でも、感情に流されることはあり得るし、樹と私の双方の裏切りの定義とは何か?
私が考え込んで黙っていると、猿渡君はそのまま話を続けた。
「俺の予想だけど、樹は雪のことが好きだった。だけど諦めた。」
その通りである。
直接、樹から聞いた私は知っている。
更に猿渡君は話を続けた。
「疑似と言えど関係が近くなる。単純接触効果て知ってる?」
「接触する機会が多いと好感度が上がるて感じだったかしら?」
「そう、今回のSGは正にそれ」
「猿渡君は何がしたいの?」
「俺は雪の「未練」を知りたい。」
「未練?雪美さんの方から樹の元を離れたんだよ?」
「だからこその未練だと思う。俺が雪に告白しなければ現状は無かった。もし仮に俺と雪が付き合わなかったら雪の横には誰がいたか・・・分かるだろ?」
確かに分かる。
間違いなく樹の横には雪美さんが居て、私と樹の今の関係は無かったと断言できる。
でも、過去に戻ることはできない。
猿渡君にとって藪を突いて蛇を出す行為に何の意味があるのだろうか?
「俺は雪が樹と昔みたいな関係に戻っても、尚、俺を選んでくれる結果が欲しいのかもしれない。」
「今、猿渡君と雪美さんが恋人であることが結果ではないの?」
「雪には未練無く全てを俺に向けて欲しいんだ」
共感できる。
私も『樹はまだ雪美さんのことが好きで、過去を引き摺っていないのか?』との疑念は全く無い訳ではない。

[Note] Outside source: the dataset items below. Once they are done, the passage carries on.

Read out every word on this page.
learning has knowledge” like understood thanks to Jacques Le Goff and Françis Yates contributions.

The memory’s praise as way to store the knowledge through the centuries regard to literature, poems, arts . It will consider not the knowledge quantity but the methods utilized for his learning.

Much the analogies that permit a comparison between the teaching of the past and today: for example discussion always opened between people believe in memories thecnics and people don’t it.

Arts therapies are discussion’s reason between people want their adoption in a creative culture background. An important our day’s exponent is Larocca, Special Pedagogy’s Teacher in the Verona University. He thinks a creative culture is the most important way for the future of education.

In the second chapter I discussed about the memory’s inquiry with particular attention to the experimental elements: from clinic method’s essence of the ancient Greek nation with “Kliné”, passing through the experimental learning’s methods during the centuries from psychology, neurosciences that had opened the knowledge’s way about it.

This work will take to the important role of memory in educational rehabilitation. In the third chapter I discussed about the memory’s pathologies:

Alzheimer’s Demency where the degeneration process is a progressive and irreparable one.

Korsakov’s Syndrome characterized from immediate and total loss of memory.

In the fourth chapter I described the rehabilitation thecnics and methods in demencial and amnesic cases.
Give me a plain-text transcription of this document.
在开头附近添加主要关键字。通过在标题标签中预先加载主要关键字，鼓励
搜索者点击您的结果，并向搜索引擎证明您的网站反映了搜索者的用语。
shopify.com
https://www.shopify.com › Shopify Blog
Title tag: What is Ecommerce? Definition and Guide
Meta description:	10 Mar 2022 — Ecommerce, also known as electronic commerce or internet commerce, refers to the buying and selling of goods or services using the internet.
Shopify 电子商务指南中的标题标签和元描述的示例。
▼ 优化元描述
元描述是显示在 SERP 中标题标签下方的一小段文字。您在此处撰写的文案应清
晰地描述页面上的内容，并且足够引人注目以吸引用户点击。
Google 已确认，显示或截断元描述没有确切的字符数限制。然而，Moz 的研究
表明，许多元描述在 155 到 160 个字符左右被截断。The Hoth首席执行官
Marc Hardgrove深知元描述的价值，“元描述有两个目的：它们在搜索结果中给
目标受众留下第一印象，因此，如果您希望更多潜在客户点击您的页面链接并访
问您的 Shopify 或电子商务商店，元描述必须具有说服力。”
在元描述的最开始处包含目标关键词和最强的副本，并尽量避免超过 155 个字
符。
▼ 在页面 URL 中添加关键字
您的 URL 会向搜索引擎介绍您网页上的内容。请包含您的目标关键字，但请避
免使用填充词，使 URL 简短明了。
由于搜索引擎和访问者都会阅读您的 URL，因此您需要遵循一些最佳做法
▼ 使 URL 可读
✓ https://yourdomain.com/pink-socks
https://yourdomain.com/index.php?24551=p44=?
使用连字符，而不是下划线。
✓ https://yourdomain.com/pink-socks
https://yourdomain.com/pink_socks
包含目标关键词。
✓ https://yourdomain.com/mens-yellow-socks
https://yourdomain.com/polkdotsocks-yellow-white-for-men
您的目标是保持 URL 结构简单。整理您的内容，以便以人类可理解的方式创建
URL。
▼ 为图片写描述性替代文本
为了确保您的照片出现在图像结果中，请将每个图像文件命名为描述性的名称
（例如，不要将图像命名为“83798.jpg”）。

理性で抑え込んで感情に蓋をしているだけではないか?そして、その感情は熟成され蓋を抉じ開けるのではないか?そんなことをふと考えてしまうことはある。
『恋人に自分だけを見て欲しい』と言う誰でも思うであろう感情だが、『幼馴染』というファクターが入ると更にそれは加速し増大する。
「分かったわ。同盟を組みましょう。」
この同盟が良い方・悪い方、何方に傾くかも分からないが、この時、猿渡君との同盟は必要不可欠の様に感じた。